More recently, the depth of trouble at Isolux became apparent. In May the company sold its interest in I-69 Development Partners to a new company, called Roadis. Then in July Isolux Corsan successfully negotiated a reorganization plan with “support” from creditors and filed for the equivalent of bankruptcy protection in courts in Spain and the Netherlands.

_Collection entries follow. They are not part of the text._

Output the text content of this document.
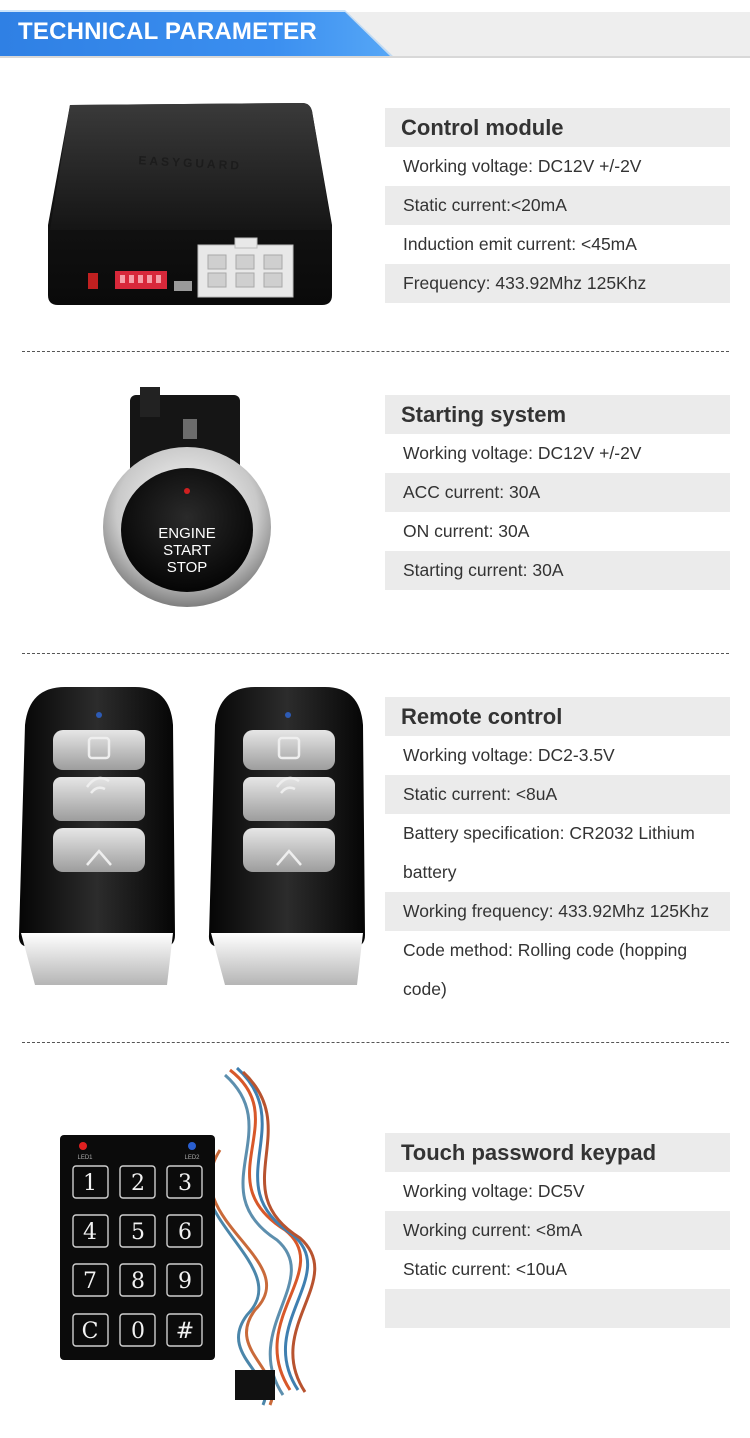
TECHNICAL PARAMETER
EASYGUARD
Control module
Working voltage: DC12V +/-2V
Static current:<20mA
Induction emit current: <45mA
Frequency: 433.92Mhz 125Khz
ENGINE
START
STOP
Starting system
Working voltage: DC12V +/-2V
ACC current: 30A
ON current: 30A
Starting current: 30A
Remote control
Working voltage: DC2-3.5V
Static current: <8uA
Battery specification: CR2032 Lithium battery
Working frequency: 433.92Mhz 125Khz
Code method: Rolling code (hopping code)
LED1	LED2
1 2 3
4 5 6
7 8 9
C 0 #
Touch password keypad
Working voltage: DC5V
Working current: <8mA
Static current: <10uA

On July 29, Isolux-related entities that backed its debt filed for protection under Chapter 15 of the U.S. bankruptcy code in federal bankruptcy court in New York City.

Last month, the Herald Times in Bloomington, Ind., reported that I-69 Development Partners had “issued default notices to subcontractor Isolux Corsan for failure to promptly pay subcontractors and for falling behind on a remedial completion schedule for Section 5 of Interstate 69.”

In other words, the concessionaire that used to include Isolux on the P3, but no longer includes Isolux, was ordering Isolux, the P3's prime contractor/design builder, to pay up.

Then Fitch, the bond rating company, lowered the rating to junk level on the $252 million in bonds sold on behalf of Isolux by the Indiana Finance Authority.

So far, my calls today could not reach an authorized source at either I-69 Development Partners’ office. Neither could I immediately reach someone at Force Construction, an important project subcontractor, to tell us what it could about money owed or paid.

If I-69 Development Partners, and Isolux, have the funds to press ahead with construction without using the contractors and subcontractors as a financing source via unpaid invoices, great. Otherwise I’d want to know what surety bonds, letters of credit or other security are in place.

This story was updated September 26, 2016 to reflect the fact that Isolux had partners in I-69 Development Partners. It was updated again September 27 to reflect that Isolux no longer had an interest in I-69 Development Partners.